The main parking garage (Lot A) has 2,750 parking spaces. Lot K, which sits next to Building 13, holds 383 cars. Overflow lots are used for the remainder of student parking.

Lots F and G sit just off the main campus and holds 566 cars (including the top lot). Welcome Stadium also is used and holds 1,000 cars, with a free shuttle providing transportation to both.

“The first couple of days, some students look like deer caught in the headlights,” said Gale Wagner who works part-time as parking security.

Wagner worked in Lot F the first day of classes and said cars started pulling in around 9:30 a.m. and the lot was full in about an hour.

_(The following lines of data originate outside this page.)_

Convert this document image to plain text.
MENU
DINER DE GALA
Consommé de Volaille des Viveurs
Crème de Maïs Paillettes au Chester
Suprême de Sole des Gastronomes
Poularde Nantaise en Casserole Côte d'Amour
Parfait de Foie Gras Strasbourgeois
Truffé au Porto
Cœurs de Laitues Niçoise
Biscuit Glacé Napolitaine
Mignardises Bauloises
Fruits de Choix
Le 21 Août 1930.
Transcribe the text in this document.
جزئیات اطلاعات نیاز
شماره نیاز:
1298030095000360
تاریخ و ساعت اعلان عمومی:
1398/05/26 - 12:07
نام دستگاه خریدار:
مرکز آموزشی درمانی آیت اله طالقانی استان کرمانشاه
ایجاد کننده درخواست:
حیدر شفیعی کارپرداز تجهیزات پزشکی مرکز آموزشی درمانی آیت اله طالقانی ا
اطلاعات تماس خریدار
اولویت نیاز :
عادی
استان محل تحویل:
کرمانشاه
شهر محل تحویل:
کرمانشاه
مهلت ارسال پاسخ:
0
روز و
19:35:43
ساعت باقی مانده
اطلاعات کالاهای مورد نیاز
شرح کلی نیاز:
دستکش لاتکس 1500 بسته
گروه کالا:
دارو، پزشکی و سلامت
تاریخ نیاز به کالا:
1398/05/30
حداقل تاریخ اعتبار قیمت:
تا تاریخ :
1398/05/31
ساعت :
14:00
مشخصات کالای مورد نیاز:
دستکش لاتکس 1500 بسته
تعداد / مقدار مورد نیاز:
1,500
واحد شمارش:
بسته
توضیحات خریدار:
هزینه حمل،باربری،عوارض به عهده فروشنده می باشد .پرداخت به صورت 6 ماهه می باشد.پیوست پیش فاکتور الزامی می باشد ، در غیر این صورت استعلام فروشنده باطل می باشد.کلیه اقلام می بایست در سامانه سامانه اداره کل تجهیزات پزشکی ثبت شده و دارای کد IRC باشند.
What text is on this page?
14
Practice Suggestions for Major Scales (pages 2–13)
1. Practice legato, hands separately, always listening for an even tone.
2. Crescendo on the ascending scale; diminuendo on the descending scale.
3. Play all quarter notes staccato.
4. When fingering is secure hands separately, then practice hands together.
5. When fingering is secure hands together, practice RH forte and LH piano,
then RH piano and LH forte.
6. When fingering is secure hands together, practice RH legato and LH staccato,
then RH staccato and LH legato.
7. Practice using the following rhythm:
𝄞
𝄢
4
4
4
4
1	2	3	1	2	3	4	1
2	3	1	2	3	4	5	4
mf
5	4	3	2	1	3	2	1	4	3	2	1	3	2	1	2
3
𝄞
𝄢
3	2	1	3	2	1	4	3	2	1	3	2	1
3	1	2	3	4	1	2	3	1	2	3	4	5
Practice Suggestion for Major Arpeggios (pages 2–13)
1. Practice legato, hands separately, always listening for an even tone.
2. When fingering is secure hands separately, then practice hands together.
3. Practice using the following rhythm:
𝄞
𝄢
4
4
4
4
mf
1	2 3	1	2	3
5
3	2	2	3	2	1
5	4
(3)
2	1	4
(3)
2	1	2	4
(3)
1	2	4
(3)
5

He also said that the first weeks are when traffic is the heaviest.

“Students start dropping classes or sharing rides with friends and around the middle of each quarter, traffic falls off somewhat.”

First-year students often never see the parking problem coming.

“I believe everyone should be able to park in the garage close to campus,” said first-year student Whitney Johnson. “It is ridiculous.”

Even long-time Sinclair students were shocked at the amount of traffic the first day, but some understand the problem of cramming so many cars in a small place.

“It is an inconvenience, but there are so many students, I don’t know how they can improve it,” said student Stephanie Perry.

There is really only one tip to get those prime parking spots.

“If you have morning classes, get here early,” said Richard Kirkendall, general manager of parking management. “The earlier you get here, the better shot you have at closer spaces.”